33 F.R.D. 11 | S.D. Tex. | 1963
This case, a civil action for wrongful death brought by the widow, is before the court on defendant’s motion to quash plaintiff’s notice of a deposition of M. E. Holmberg or to limit the scope of the matters inquired into. Mr. Holmberg is an expert hired by defendant to investigate the explosion in defendant’s plant that allegedly resulted in decedent’s death. The nature of the dispute between the parties is indicated by the following colloquy between counsel:
“MR. BROWN: First, I was going to inquire about his presence and whether he has custody of the actual pot or receptacle, or whatever may be termed the instrumentality that is involved in this very suit, of which I consider there’s no doubt in the world that I can inquire as to what he did with that, and what damage, if any, his tests caused; and, whether or not he has present possession of the instrumentality that is the basis of this suit. And, I don’t believe that, in good faith, you could prevent such questions.
“Secondly, and equally clear, without going into any matters of opinion or views on the matter, I think we clearly have the right to go into what he actually viewed at the scene, if he visited the scene; I don’t know whether he did or not. I intended to ask those questions.
“Thirdly, I feel that in the Federal Court we do have a right, under these circumstances, to go into his views and opinions, or his findings, particularly if he has destroyed or changed the material of the pot or receptacle involved.

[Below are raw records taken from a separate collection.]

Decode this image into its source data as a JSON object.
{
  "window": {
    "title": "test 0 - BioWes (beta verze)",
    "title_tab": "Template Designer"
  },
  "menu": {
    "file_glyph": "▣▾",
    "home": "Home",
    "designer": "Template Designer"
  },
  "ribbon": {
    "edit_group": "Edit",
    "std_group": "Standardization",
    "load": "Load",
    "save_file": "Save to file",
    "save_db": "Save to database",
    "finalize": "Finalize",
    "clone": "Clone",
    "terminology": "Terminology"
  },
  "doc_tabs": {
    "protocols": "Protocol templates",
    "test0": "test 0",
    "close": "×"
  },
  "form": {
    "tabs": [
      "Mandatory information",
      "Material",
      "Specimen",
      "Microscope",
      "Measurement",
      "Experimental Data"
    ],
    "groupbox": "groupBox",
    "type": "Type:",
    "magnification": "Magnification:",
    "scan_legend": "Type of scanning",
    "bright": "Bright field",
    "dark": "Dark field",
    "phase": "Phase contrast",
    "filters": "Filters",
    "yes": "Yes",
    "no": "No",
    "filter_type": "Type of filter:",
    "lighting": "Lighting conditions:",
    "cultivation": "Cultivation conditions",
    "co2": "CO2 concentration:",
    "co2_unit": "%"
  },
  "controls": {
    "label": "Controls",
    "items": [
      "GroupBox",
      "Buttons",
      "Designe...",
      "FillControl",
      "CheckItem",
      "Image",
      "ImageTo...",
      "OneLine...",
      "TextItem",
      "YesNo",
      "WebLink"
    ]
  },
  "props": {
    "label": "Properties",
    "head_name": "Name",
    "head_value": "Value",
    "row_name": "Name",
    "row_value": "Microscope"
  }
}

“Now, in view of that statement, do you intend to change your instructions to this witness?
“MR. MALINAK: At this time, I do not.
“MR. BROWN: You will not let him answer inquiries about any one of those different ones?

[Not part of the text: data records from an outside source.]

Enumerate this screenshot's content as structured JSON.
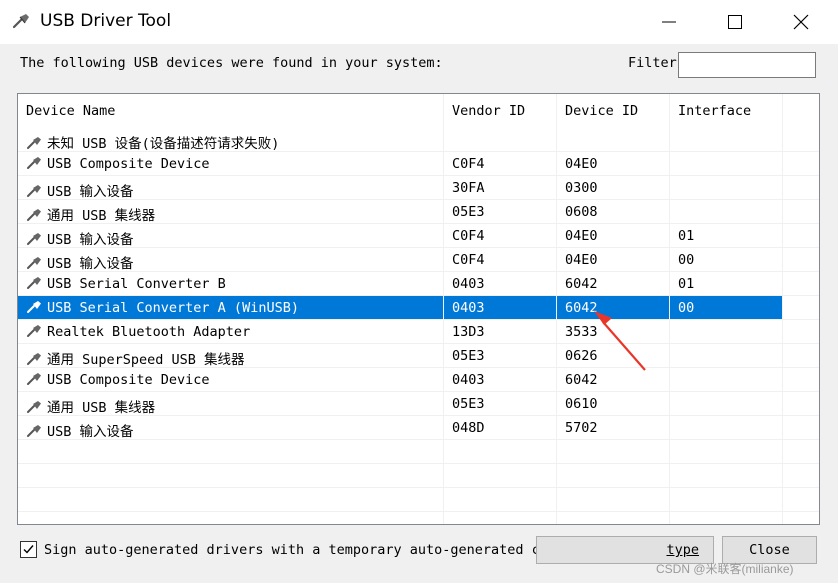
{
  "window": {
    "title": "USB Driver Tool"
  },
  "toolbar": {
    "prompt": "The following USB devices were found in your system:",
    "filter_label": "Filter",
    "filter_value": ""
  },
  "table": {
    "columns": [
      "Device Name",
      "Vendor ID",
      "Device ID",
      "Interface"
    ],
    "rows": [
      {
        "name": "未知 USB 设备(设备描述符请求失败)",
        "vendor": "",
        "device": "",
        "interface": ""
      },
      {
        "name": "USB Composite Device",
        "vendor": "C0F4",
        "device": "04E0",
        "interface": ""
      },
      {
        "name": "USB 输入设备",
        "vendor": "30FA",
        "device": "0300",
        "interface": ""
      },
      {
        "name": "通用 USB 集线器",
        "vendor": "05E3",
        "device": "0608",
        "interface": ""
      },
      {
        "name": "USB 输入设备",
        "vendor": "C0F4",
        "device": "04E0",
        "interface": "01"
      },
      {
        "name": "USB 输入设备",
        "vendor": "C0F4",
        "device": "04E0",
        "interface": "00"
      },
      {
        "name": "USB Serial Converter B",
        "vendor": "0403",
        "device": "6042",
        "interface": "01"
      },
      {
        "name": "USB Serial Converter A (WinUSB)",
        "vendor": "0403",
        "device": "6042",
        "interface": "00",
        "selected": true
      },
      {
        "name": "Realtek Bluetooth Adapter",
        "vendor": "13D3",
        "device": "3533",
        "interface": ""
      },
      {
        "name": "通用 SuperSpeed USB 集线器",
        "vendor": "05E3",
        "device": "0626",
        "interface": ""
      },
      {
        "name": "USB Composite Device",
        "vendor": "0403",
        "device": "6042",
        "interface": ""
      },
      {
        "name": "通用 USB 集线器",
        "vendor": "05E3",
        "device": "0610",
        "interface": ""
      },
      {
        "name": "USB 输入设备",
        "vendor": "048D",
        "device": "5702",
        "interface": ""
      }
    ]
  },
  "footer": {
    "sign_label": "Sign auto-generated drivers with a temporary auto-generated certificate",
    "sign_checked": true,
    "type_button": "type",
    "close_button": "Close",
    "watermark": "CSDN @米联客(milianke)"
  },
  "colors": {
    "selection": "#0078d7",
    "annotation_arrow": "#e8362a"
  },
  "icons": {
    "app": "usb-plug-icon",
    "device": "usb-plug-icon",
    "minimize": "minimize-icon",
    "maximize": "maximize-icon",
    "close": "close-icon"
  }
}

“MR. MALINAK: That is correct.”
The right to depose experts hired by the opposing party has been limited both by reference to Hickman v. Taylor, 329 U.S. 495, 67 S.Ct. 385, 91 L. Ed. 451, or on general considerations of fairness, 4 Moore, Federal Practice, Sec. 26.24, pg. 1523. But the courts have recognized that this limitation can be overcome by a showing- of good cause by the party seeking the information. 4 Moore, supra, at 1531-34. This court has said that the showing of good cause is basically a matter of practicality and that this requirement can be broken down into two components (a) lack of independent means of discovery; (b) need for documents in their original form. Uncle Ben’s Inc. v. Uncle Ben’s Pancake Houses, D.C., 30 F.R.D. 506, 508. In the case at bar the plaintiff has made the following points in a sworn affidavit: plaintiff has had no opportunity to observe the scene of the explosion at least in its original condition; there is reason to believe that defendant’s expert has during the course of his tests moved or perhaps modified the apparatus that is believed to be the cause of the explosion ; defendant’s expert carefully studied the site of the explosion in its original condition. It is the court’s opinion that by this showing plaintiff has fulfilled the burden, as to factual matters known by the expert, put on him by the requirement of good cause. For this reason defendant’s motion to quash the notice of deposition will be denied. In making this decision this court is following others who have recognized the importance of access to the information in its original condition as an important consideration in passing on these problems. See e. g. Colden v. R. J. Schofield Motors, D.C., 14 F.R.D. 521. In an accident case, even the strong probability that such changes may have been made when combined with lack of opportunity to make an inspection at the time should suffice.
The Clerk will notify counsel to draft and submit appropriate order.